Margaretha Wewerinke-Singh over haar rol in de grootste rechtszaak ooit en wat ze haar studenten hoopt mee te geven
4 februari 2025
De voor de hand liggende vraag hoe een Nederlandse jurist adviseur wordt van een groep kleine eilanden midden in de Stille Oceaan en het juridisch team van dat land mag leiden in de grootste rechtszaak ooit, wordt door Margaretha lakoniek beantwoord met een ‘het is gewoon heel organisch gegaan’.
Ze verhuisde begin 2015 van Londen naar Vanuatu om daar een milieu- en klimaatrechtprogramma op te zetten aan de University of the South Pacific. Ze was toen net gepromoveerd op het onderwerp staatsaansprakelijkheid voor klimaatverandering. Later dat jaar reisde ze samen met een groepje van haar studenten naar Frankrijk om kleine eilandstaten, waaronder Vanuatu, bij te staan in de onderhandelingen voor het Klimaatakkoord van Parijs. Toen duidelijk werd dat het Parijs-akkoord op veel punten tekortschoot, werd ze gevraagd om samen met een inheemse mensenrechtenadvocaat uit Guam, Julian Aguon, een strategie uit te werken voor een internationale klimaatzaak.

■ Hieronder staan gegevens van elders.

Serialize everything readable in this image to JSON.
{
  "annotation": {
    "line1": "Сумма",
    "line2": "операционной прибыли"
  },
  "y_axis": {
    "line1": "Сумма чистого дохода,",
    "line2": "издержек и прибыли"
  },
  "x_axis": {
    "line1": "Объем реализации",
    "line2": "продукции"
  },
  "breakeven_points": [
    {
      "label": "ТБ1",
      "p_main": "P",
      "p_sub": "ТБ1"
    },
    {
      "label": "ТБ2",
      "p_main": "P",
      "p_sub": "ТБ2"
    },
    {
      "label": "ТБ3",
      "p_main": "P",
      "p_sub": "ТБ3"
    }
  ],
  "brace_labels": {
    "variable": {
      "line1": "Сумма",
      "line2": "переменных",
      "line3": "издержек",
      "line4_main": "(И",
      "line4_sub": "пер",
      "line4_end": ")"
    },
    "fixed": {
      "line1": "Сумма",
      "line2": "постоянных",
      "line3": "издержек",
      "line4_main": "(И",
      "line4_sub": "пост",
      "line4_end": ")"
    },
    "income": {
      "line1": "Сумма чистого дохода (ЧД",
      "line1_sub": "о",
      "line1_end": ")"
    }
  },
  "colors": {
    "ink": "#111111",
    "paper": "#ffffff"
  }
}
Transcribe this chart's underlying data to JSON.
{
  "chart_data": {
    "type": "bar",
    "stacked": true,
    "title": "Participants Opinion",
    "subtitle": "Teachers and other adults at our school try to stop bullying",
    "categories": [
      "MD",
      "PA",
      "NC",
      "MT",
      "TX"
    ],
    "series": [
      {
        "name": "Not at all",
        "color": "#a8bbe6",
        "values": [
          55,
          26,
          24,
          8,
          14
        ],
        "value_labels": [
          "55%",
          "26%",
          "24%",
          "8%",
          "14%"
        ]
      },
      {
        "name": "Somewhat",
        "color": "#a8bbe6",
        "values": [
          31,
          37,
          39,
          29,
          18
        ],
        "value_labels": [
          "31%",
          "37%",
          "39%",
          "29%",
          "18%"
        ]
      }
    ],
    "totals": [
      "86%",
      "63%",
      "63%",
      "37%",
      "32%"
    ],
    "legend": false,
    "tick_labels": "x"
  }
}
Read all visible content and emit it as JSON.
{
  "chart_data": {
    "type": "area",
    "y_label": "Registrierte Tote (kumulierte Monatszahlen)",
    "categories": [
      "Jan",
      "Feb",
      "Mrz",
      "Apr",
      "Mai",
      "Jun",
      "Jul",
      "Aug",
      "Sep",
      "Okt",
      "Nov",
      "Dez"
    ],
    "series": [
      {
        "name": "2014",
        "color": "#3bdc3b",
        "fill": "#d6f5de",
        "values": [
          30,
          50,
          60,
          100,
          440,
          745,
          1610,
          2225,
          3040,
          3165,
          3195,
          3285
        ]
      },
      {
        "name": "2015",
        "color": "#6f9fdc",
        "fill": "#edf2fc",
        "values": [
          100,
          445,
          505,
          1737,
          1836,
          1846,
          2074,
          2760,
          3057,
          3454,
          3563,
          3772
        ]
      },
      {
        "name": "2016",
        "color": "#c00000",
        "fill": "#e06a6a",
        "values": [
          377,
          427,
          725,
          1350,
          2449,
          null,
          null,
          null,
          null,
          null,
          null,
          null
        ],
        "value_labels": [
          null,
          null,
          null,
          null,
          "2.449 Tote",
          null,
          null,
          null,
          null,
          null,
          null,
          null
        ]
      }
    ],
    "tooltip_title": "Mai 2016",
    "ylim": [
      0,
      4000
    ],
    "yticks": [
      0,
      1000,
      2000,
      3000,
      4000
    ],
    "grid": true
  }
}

Het was bijna onwerkelijk om daar met zoveel mensen van over de hele wereld samen te zijn en het laatste stukje van het proces te voltooien, althans het deel dat in onze handen lag.
Vanuatu en de andere kleine eilandstaten in de Stille Oceaan dragen amper bij aan klimaatverandering, maar worden nu al hard getroffen door de gevolgen ervan: stukken kustgebied zijn reeds opgeslokt door de zee, waardevolle koraalriffen zijn afgestorven, verwoestende stormen en veranderende weersomstandigheden kosten mensen het leven en tasten bestaansmiddelen aan. Veel kleine eilanden dreigen geheel onbewoonbaar te worden als de uitstoot van broeikasgassen niet snel en drastisch aan banden wordt gelegd.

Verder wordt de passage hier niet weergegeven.